With Supedia Case Studies, you can see exactly how online businesses get to millions in revenue.

How did your SaaS journey begin?

Marcus:
I used to work with life coaches and business mentors as a virtual assistant. One of the biggest problems I saw over and over was clunky onboarding - PDF forms, email chains, calendar confusion. It was a mess and cost them clients.

So I thought, why not automate the whole thing? I mocked up a flow in Notion and used Typeform and Zapier to stitch together an onboarding system.
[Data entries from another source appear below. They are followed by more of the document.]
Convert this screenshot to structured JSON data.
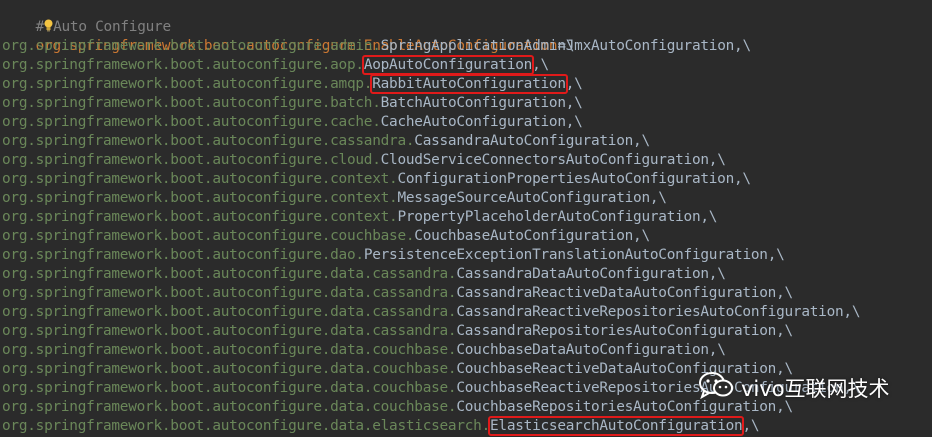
{
  "editor": {
    "header": {
      "hash": "#",
      "bulb_icon": "lightbulb-icon",
      "comment": "Auto Configure"
    },
    "first_line": {
      "key": "org.springframework.boot.autoconfigure.EnableAutoConfiguration",
      "suffix": "=\\"
    },
    "lines": [
      {
        "pkg": "org.springframework.boot.autoconfigure.admin.",
        "cls": "SpringApplicationAdminJmxAutoConfiguration",
        "tail": ",\\",
        "highlight": false
      },
      {
        "pkg": "org.springframework.boot.autoconfigure.aop.",
        "cls": "AopAutoConfiguration",
        "tail": ",\\",
        "highlight": true
      },
      {
        "pkg": "org.springframework.boot.autoconfigure.amqp.",
        "cls": "RabbitAutoConfiguration",
        "tail": ",\\",
        "highlight": true
      },
      {
        "pkg": "org.springframework.boot.autoconfigure.batch.",
        "cls": "BatchAutoConfiguration",
        "tail": ",\\",
        "highlight": false
      },
      {
        "pkg": "org.springframework.boot.autoconfigure.cache.",
        "cls": "CacheAutoConfiguration",
        "tail": ",\\",
        "highlight": false
      },
      {
        "pkg": "org.springframework.boot.autoconfigure.cassandra.",
        "cls": "CassandraAutoConfiguration",
        "tail": ",\\",
        "highlight": false
      },
      {
        "pkg": "org.springframework.boot.autoconfigure.cloud.",
        "cls": "CloudServiceConnectorsAutoConfiguration",
        "tail": ",\\",
        "highlight": false
      },
      {
        "pkg": "org.springframework.boot.autoconfigure.context.",
        "cls": "ConfigurationPropertiesAutoConfiguration",
        "tail": ",\\",
        "highlight": false
      },
      {
        "pkg": "org.springframework.boot.autoconfigure.context.",
        "cls": "MessageSourceAutoConfiguration",
        "tail": ",\\",
        "highlight": false
      },
      {
        "pkg": "org.springframework.boot.autoconfigure.context.",
        "cls": "PropertyPlaceholderAutoConfiguration",
        "tail": ",\\",
        "highlight": false
      },
      {
        "pkg": "org.springframework.boot.autoconfigure.couchbase.",
        "cls": "CouchbaseAutoConfiguration",
        "tail": ",\\",
        "highlight": false
      },
      {
        "pkg": "org.springframework.boot.autoconfigure.dao.",
        "cls": "PersistenceExceptionTranslationAutoConfiguration",
        "tail": ",\\",
        "highlight": false
      },
      {
        "pkg": "org.springframework.boot.autoconfigure.data.cassandra.",
        "cls": "CassandraDataAutoConfiguration",
        "tail": ",\\",
        "highlight": false
      },
      {
        "pkg": "org.springframework.boot.autoconfigure.data.cassandra.",
        "cls": "CassandraReactiveDataAutoConfiguration",
        "tail": ",\\",
        "highlight": false
      },
      {
        "pkg": "org.springframework.boot.autoconfigure.data.cassandra.",
        "cls": "CassandraReactiveRepositoriesAutoConfiguration",
        "tail": ",\\",
        "highlight": false
      },
      {
        "pkg": "org.springframework.boot.autoconfigure.data.cassandra.",
        "cls": "CassandraRepositoriesAutoConfiguration",
        "tail": ",\\",
        "highlight": false
      },
      {
        "pkg": "org.springframework.boot.autoconfigure.data.couchbase.",
        "cls": "CouchbaseDataAutoConfiguration",
        "tail": ",\\",
        "highlight": false
      },
      {
        "pkg": "org.springframework.boot.autoconfigure.data.couchbase.",
        "cls": "CouchbaseReactiveDataAutoConfiguration",
        "tail": ",\\",
        "highlight": false
      },
      {
        "pkg": "org.springframework.boot.autoconfigure.data.couchbase.",
        "cls": "CouchbaseReactiveRepositoriesAutoConfiguration",
        "tail": ",\\",
        "highlight": false
      },
      {
        "pkg": "org.springframework.boot.autoconfigure.data.couchbase.",
        "cls": "CouchbaseRepositoriesAutoConfiguration",
        "tail": ",\\",
        "highlight": false
      },
      {
        "pkg": "org.springframework.boot.autoconfigure.data.elasticsearch.",
        "cls": "ElasticsearchAutoConfiguration",
        "tail": ",\\",
        "highlight": true
      }
    ]
  },
  "watermark": {
    "icon": "wechat-icon",
    "text": "vivo互联网技术"
  },
  "colors": {
    "background": "#2b2b2b",
    "comment": "#808080",
    "key": "#cc7832",
    "package": "#6a8759",
    "class": "#a9b7c6",
    "highlight_box": "#e01a1a"
  }
}
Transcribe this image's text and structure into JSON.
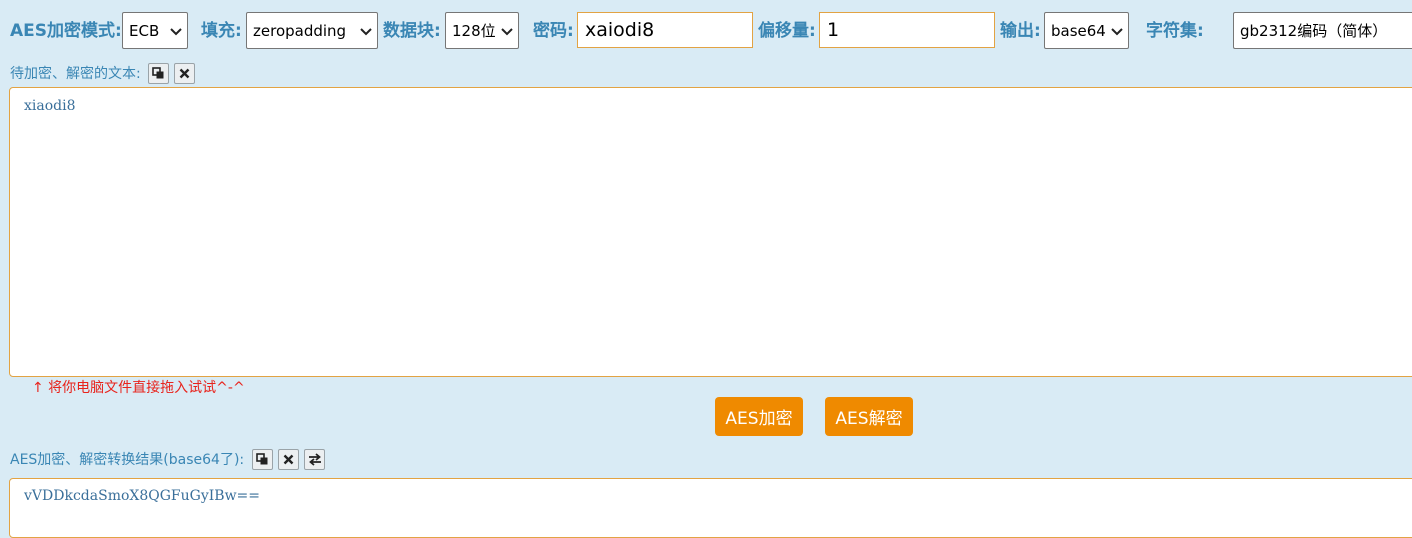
{
  "toolbar": {
    "mode_label": "AES加密模式:",
    "mode_value": "ECB",
    "padding_label": "填充:",
    "padding_value": "zeropadding",
    "block_label": "数据块:",
    "block_value": "128位",
    "password_label": "密码:",
    "password_value": "xaiodi8",
    "offset_label": "偏移量:",
    "offset_value": "1",
    "output_label": "输出:",
    "output_value": "base64",
    "charset_label": "字符集:",
    "charset_value": "gb2312编码（简体）"
  },
  "input_section": {
    "label": "待加密、解密的文本:",
    "text": "xiaodi8",
    "drag_hint": "↑ 将你电脑文件直接拖入试试^-^",
    "copy_icon": "copy-icon",
    "clear_icon": "clear-icon"
  },
  "actions": {
    "encrypt_label": "AES加密",
    "decrypt_label": "AES解密"
  },
  "result_section": {
    "label": "AES加密、解密转换结果(base64了):",
    "text": "vVDDkcdaSmoX8QGFuGyIBw==",
    "copy_icon": "copy-icon",
    "clear_icon": "clear-icon",
    "swap_icon": "swap-icon"
  },
  "colors": {
    "background": "#d9ebf5",
    "label_blue": "#3a86b4",
    "accent_orange": "#ef8a00",
    "input_border": "#e2a343",
    "hint_red": "#e8231c"
  }
}
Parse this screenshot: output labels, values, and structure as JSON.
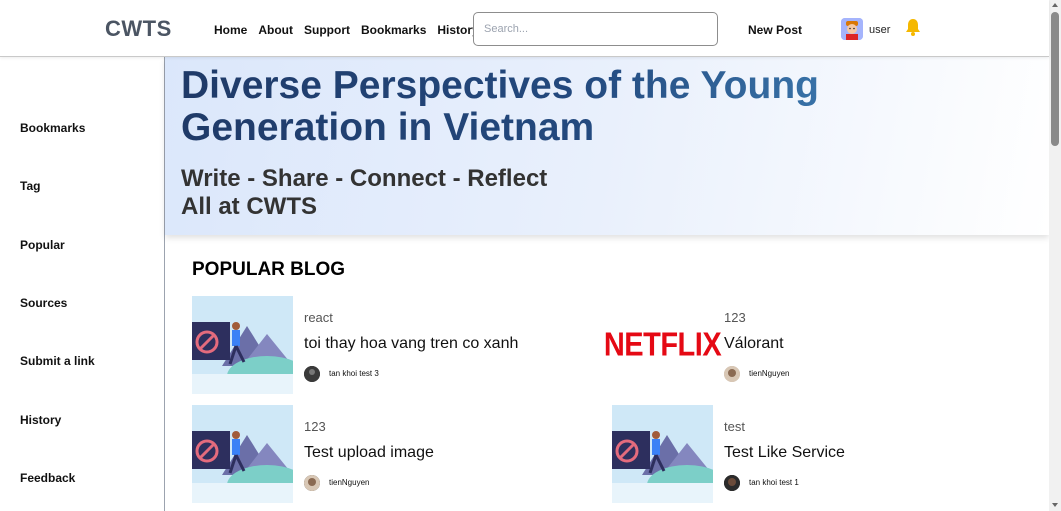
{
  "header": {
    "logo": "CWTS",
    "nav": [
      "Home",
      "About",
      "Support",
      "Bookmarks",
      "History"
    ],
    "search_placeholder": "Search...",
    "new_post": "New Post",
    "username": "user"
  },
  "sidebar": {
    "items": [
      "Bookmarks",
      "Tag",
      "Popular",
      "Sources",
      "Submit a link",
      "History",
      "Feedback"
    ]
  },
  "hero": {
    "title": "Diverse Perspectives of the Young Generation in Vietnam",
    "subtitle_line1": "Write - Share - Connect - Reflect",
    "subtitle_line2": "All at CWTS"
  },
  "main": {
    "section_title": "POPULAR BLOG",
    "posts": [
      {
        "tag": "react",
        "title": "toi thay hoa vang tren co xanh",
        "author": "tan khoi test 3",
        "thumb": "illustration"
      },
      {
        "tag": "123",
        "title": "Válorant",
        "author": "tienNguyen",
        "thumb": "netflix",
        "thumb_text": "NETFLIX"
      },
      {
        "tag": "123",
        "title": "Test upload image",
        "author": "tienNguyen",
        "thumb": "illustration"
      },
      {
        "tag": "test",
        "title": "Test Like Service",
        "author": "tan khoi test 1",
        "thumb": "illustration"
      }
    ]
  },
  "colors": {
    "hero_title_start": "#1f3a68",
    "hero_title_end": "#3f7fb5",
    "netflix_red": "#e50914",
    "bell": "#f5b800"
  },
  "icons": {
    "bell": "bell-icon",
    "avatar": "user-avatar-icon"
  }
}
After testing it with a few clients, they started referring me to others.

That’s when I realized this could be a real product, not just a custom service.

What made you decide to turn it into a SaaS?

Marcus:
Honestly, burnout. I didn’t want to keep building one-off automations. I wanted something scalable. I turned the workflows I had built into a proper SaaS using Softr and Airtable. The first version was just a client intake form, calendar booking, payment link, and welcome email - all triggered automatically.

I shared a walkthrough video in a few coaching Facebook groups. The post blew up, and I got 20 beta users within a week.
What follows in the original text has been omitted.